In distributed systems, it is crucial to understand failure and how to mitigate it in order to maintain high availability.
As we saw in System Models, the characteristics of Nodes and Network in distributed systems make it difficult to detect failure, particularly given the asynchronous nature of networks.

Why is it so difficult?

Most of the time, we find out about failures by sending a request to a node and waiting for a response for a certain amount of time. If we try X times and don't get a response, we say that the node has failed.

But it's not that easy. We only know that our requests to the node went unanswered X times. We don't know if the node has crashed, if there's a problem with the network between nodes, or if the node is just slow to respond because it's busy with other work.

A node might not respond for more than one reason. If that's the case, how do we tell the difference between these scenarios to know for sure if a node has crashed?

When we rely on timeouts, we can also get false positives. Think about this situation.

In this case, Node B crashed as soon as it replied. But since Node B answered before the crash, Node A now thinks that Node B is still alive, even though it isn't.

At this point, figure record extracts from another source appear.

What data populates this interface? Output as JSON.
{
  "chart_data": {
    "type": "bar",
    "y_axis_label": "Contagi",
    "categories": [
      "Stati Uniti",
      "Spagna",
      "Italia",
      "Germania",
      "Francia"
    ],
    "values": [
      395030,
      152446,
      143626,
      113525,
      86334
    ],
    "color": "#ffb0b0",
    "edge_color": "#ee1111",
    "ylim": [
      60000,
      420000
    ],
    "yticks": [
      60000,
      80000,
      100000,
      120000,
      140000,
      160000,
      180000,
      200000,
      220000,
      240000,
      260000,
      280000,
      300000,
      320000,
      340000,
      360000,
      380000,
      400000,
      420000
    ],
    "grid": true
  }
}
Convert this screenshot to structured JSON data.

The timeout you choose is also a very important part of how accurate the results are.

• If you choose a short timeout, there will be a lot more false positives because the node might still be alive, but it took longer than the set timeout to process the message. Choosing a longer timeout is also not a good idea because the node could have crashed and you could be waiting for a response that will never come.

Failure Detector

A failure detector is an algorithm that checks to see if other nodes in the network have failed.

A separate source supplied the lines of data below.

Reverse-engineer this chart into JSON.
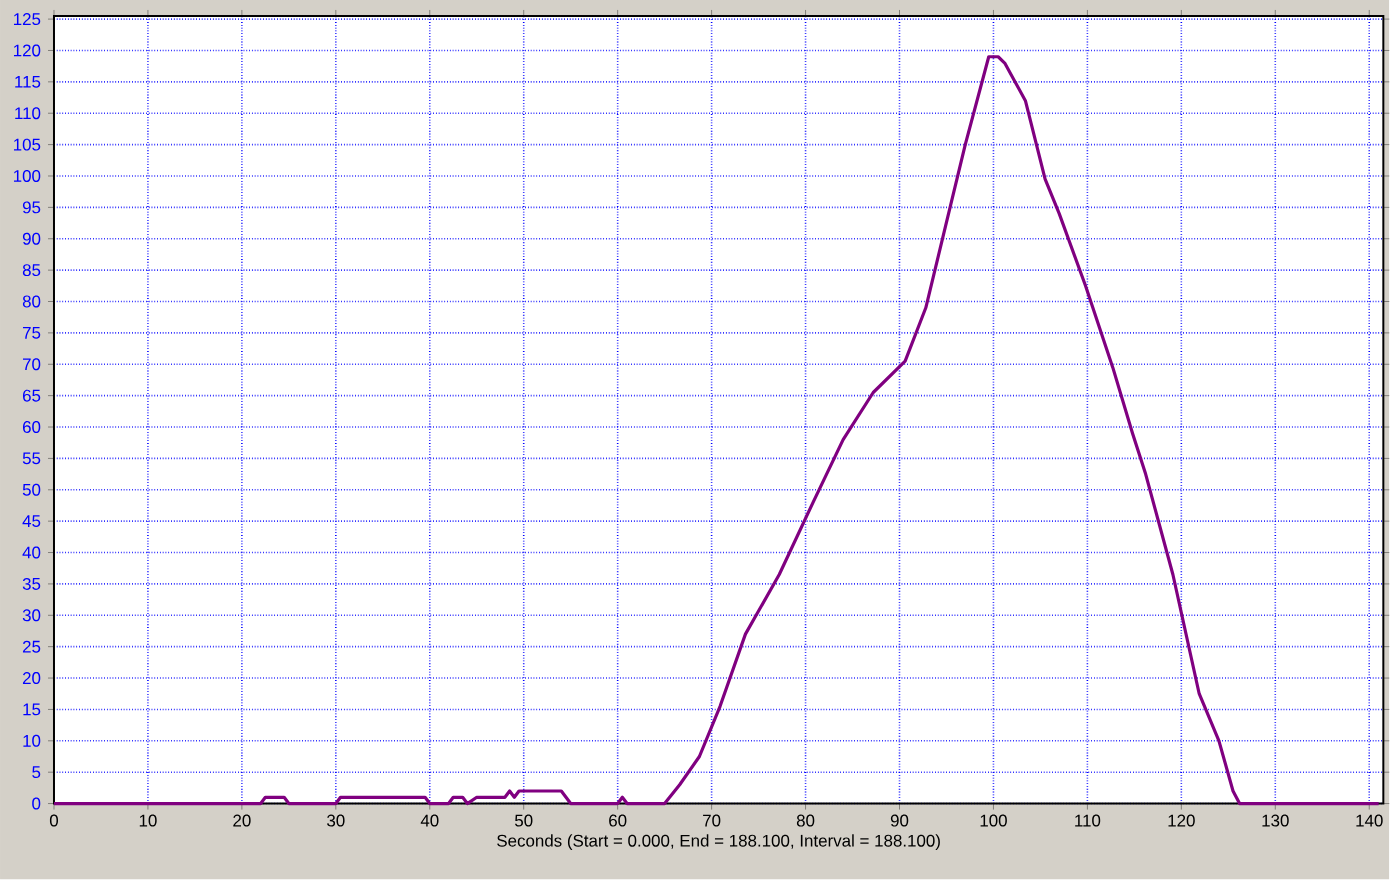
{
  "chart_data": {
    "type": "line",
    "xlabel": "Seconds (Start = 0.000,  End = 188.100,  Interval =  188.100)",
    "series": [
      {
        "color": "#800080",
        "x": [
          0,
          22,
          22.5,
          24.5,
          25,
          30,
          30.5,
          39.5,
          40,
          42,
          42.5,
          43.5,
          44,
          45,
          48,
          48.5,
          49,
          49.5,
          54,
          54.5,
          55,
          60,
          60.5,
          61,
          65,
          66.6,
          68.7,
          70.9,
          73.6,
          77.2,
          80.8,
          84,
          87.2,
          90.6,
          92.8,
          94.9,
          97,
          99.5,
          100.5,
          101.2,
          103.4,
          105.5,
          107,
          109.8,
          112.7,
          114.8,
          116.2,
          119.1,
          121.9,
          124,
          125.5,
          126.2,
          134,
          141
        ],
        "values": [
          0,
          0,
          1,
          1,
          0,
          0,
          1,
          1,
          0,
          0,
          1,
          1,
          0,
          1,
          1,
          2,
          1,
          2,
          2,
          1,
          0,
          0,
          1,
          0,
          0,
          3,
          7.5,
          15.5,
          27,
          36.5,
          48,
          58,
          65.5,
          70.5,
          79,
          92,
          105,
          119,
          119,
          118,
          112,
          99.5,
          94,
          82.5,
          69.5,
          59,
          52.5,
          36.5,
          17.5,
          10,
          2,
          0,
          0,
          0
        ]
      }
    ],
    "xlim": [
      0,
      141.5
    ],
    "xticks": [
      0,
      10,
      20,
      30,
      40,
      50,
      60,
      70,
      80,
      90,
      100,
      110,
      120,
      130,
      140
    ],
    "ylim": [
      0,
      125.5
    ],
    "yticks": [
      0,
      5,
      10,
      15,
      20,
      25,
      30,
      35,
      40,
      45,
      50,
      55,
      60,
      65,
      70,
      75,
      80,
      85,
      90,
      95,
      100,
      105,
      110,
      115,
      120,
      125
    ],
    "grid": true,
    "marker": "none",
    "line_style": "solid"
  }
}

How Failure Detectors Work

We can tell the different types of failure detectors apart by looking at two basic features that show the different trade-offs.

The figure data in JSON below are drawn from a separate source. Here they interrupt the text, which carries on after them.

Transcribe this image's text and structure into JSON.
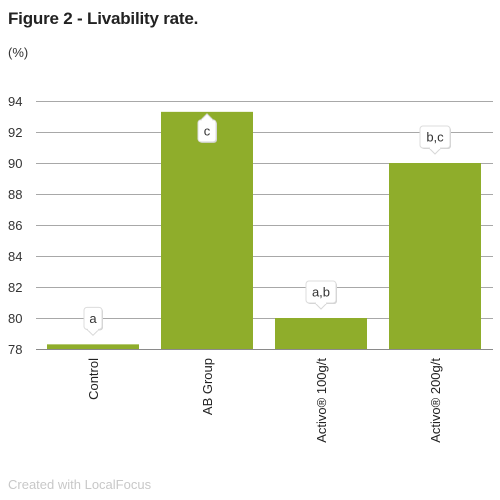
{
  "chart_data": {
    "type": "bar",
    "title": "Figure 2 - Livability rate.",
    "unit_label": "(%)",
    "categories": [
      "Control",
      "AB Group",
      "Activo® 100g/t",
      "Activo® 200g/t"
    ],
    "values": [
      78.3,
      93.3,
      80.0,
      90.0
    ],
    "annotations": [
      "a",
      "c",
      "a,b",
      "b,c"
    ],
    "ylim": [
      78,
      94
    ],
    "yticks": [
      78,
      80,
      82,
      84,
      86,
      88,
      90,
      92,
      94
    ],
    "grid": true,
    "bar_color": "#8fad2b"
  },
  "footer": {
    "credit": "Created with LocalFocus"
  }
}
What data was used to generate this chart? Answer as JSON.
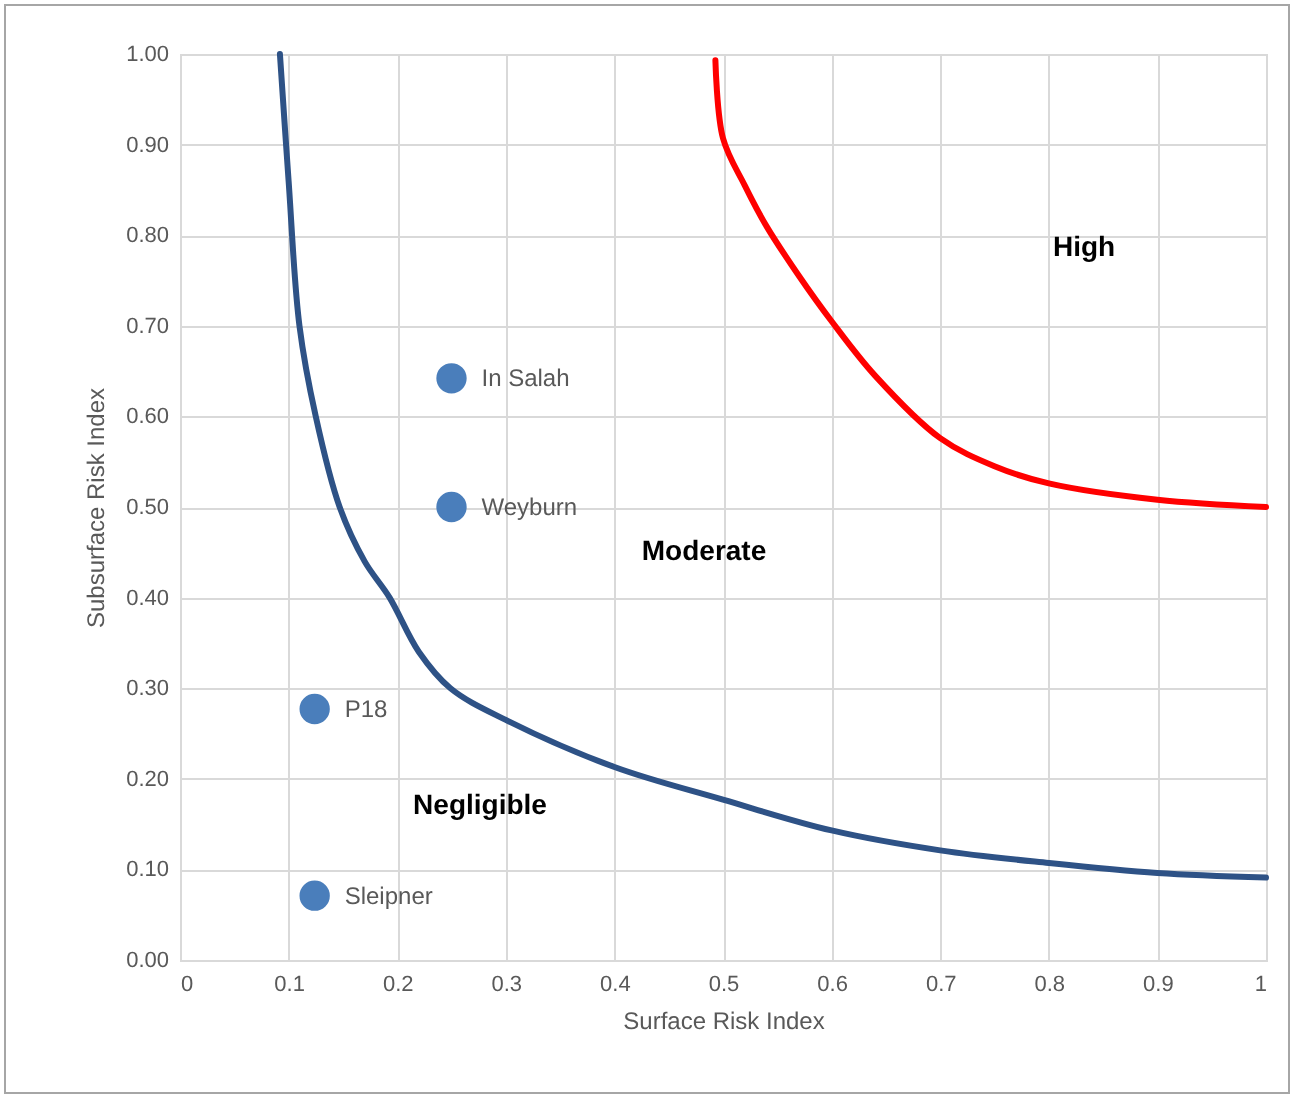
{
  "chart_data": {
    "type": "scatter",
    "xlabel": "Surface Risk Index",
    "ylabel": "Subsurface Risk Index",
    "xlim": [
      0,
      1
    ],
    "ylim": [
      0,
      1
    ],
    "xticks": [
      {
        "value": 0,
        "label": "0"
      },
      0.1,
      0.2,
      0.3,
      0.4,
      0.5,
      0.6,
      0.7,
      0.8,
      0.9,
      {
        "value": 1,
        "label": "1"
      }
    ],
    "yticks": [
      {
        "value": 0,
        "label": "0.00"
      },
      {
        "value": 0.1,
        "label": "0.10"
      },
      {
        "value": 0.2,
        "label": "0.20"
      },
      {
        "value": 0.3,
        "label": "0.30"
      },
      {
        "value": 0.4,
        "label": "0.40"
      },
      {
        "value": 0.5,
        "label": "0.50"
      },
      {
        "value": 0.6,
        "label": "0.60"
      },
      {
        "value": 0.7,
        "label": "0.70"
      },
      {
        "value": 0.8,
        "label": "0.80"
      },
      {
        "value": 0.9,
        "label": "0.90"
      },
      {
        "value": 1,
        "label": "1.00"
      }
    ],
    "grid": true,
    "series": [
      {
        "type": "line",
        "color": "#2e5286",
        "marker": "none",
        "line_style": "solid",
        "x": [
          0.092,
          0.1,
          0.11,
          0.125,
          0.147,
          0.17,
          0.193,
          0.22,
          0.249,
          0.3,
          0.4,
          0.5,
          0.6,
          0.7,
          0.8,
          0.9,
          1.0
        ],
        "values": [
          1.0,
          0.86,
          0.7,
          0.6,
          0.5,
          0.44,
          0.4,
          0.34,
          0.3,
          0.265,
          0.213,
          0.177,
          0.143,
          0.121,
          0.107,
          0.096,
          0.091
        ]
      },
      {
        "type": "line",
        "color": "#ff0000",
        "marker": "none",
        "line_style": "solid",
        "x": [
          0.493,
          0.5,
          0.52,
          0.54,
          0.57,
          0.6,
          0.64,
          0.7,
          0.75,
          0.8,
          0.9,
          1.0
        ],
        "values": [
          0.993,
          0.907,
          0.855,
          0.81,
          0.755,
          0.705,
          0.645,
          0.576,
          0.545,
          0.526,
          0.508,
          0.5
        ]
      },
      {
        "name": "In Salah",
        "color": "#4a7ebb",
        "marker": "circle",
        "x": [
          0.25
        ],
        "values": [
          0.642
        ]
      },
      {
        "name": "Weyburn",
        "color": "#4a7ebb",
        "marker": "circle",
        "x": [
          0.25
        ],
        "values": [
          0.5
        ]
      },
      {
        "name": "P18",
        "color": "#4a7ebb",
        "marker": "circle",
        "x": [
          0.124
        ],
        "values": [
          0.277
        ]
      },
      {
        "name": "Sleipner",
        "color": "#4a7ebb",
        "marker": "circle",
        "x": [
          0.124
        ],
        "values": [
          0.071
        ]
      }
    ],
    "annotations": [
      "Negligible",
      "Moderate",
      "High"
    ]
  }
}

1. Completeness is the percentage of crashed nodes that a "failure detector" is able to find in a certain amount of time.
2. Accuracy is the number of mistakes that a failure detector makes in a certain amount of time.

Perfect Failure Detector

A perfect failure detector is an algorithm that is both Complete and Accurate to the highest degree. This detector detects every faulty process without assuming a node has crashed before it actually does and has no margin of error.

Unfortunately, as we saw earlier, building a Perfect Failure Detector in purely Asynchronous Systems is impossible.

Eventually Perfect Failure Detectors

Perfect Failure Detectors are impossible in Asynchronous Distributed Systems, so we use Eventually Perfect Failure Detectors instead.

These detectors have the following qualities

1. A node can be marked as "crashed" even if it's still alive
2. A node may be temporarily labelled as alive even if it has crashed.
3. Eventually, a node will be marked as crashed only if it has really crashed.

A perfect example of an Eventually Perfect Failure Detector is a timeout. When a timeout ends, we might not know right away if the node has crashed, but if we keep trying and the node doesn't respond for more than X times, we know it has crashed and mark it as crashed.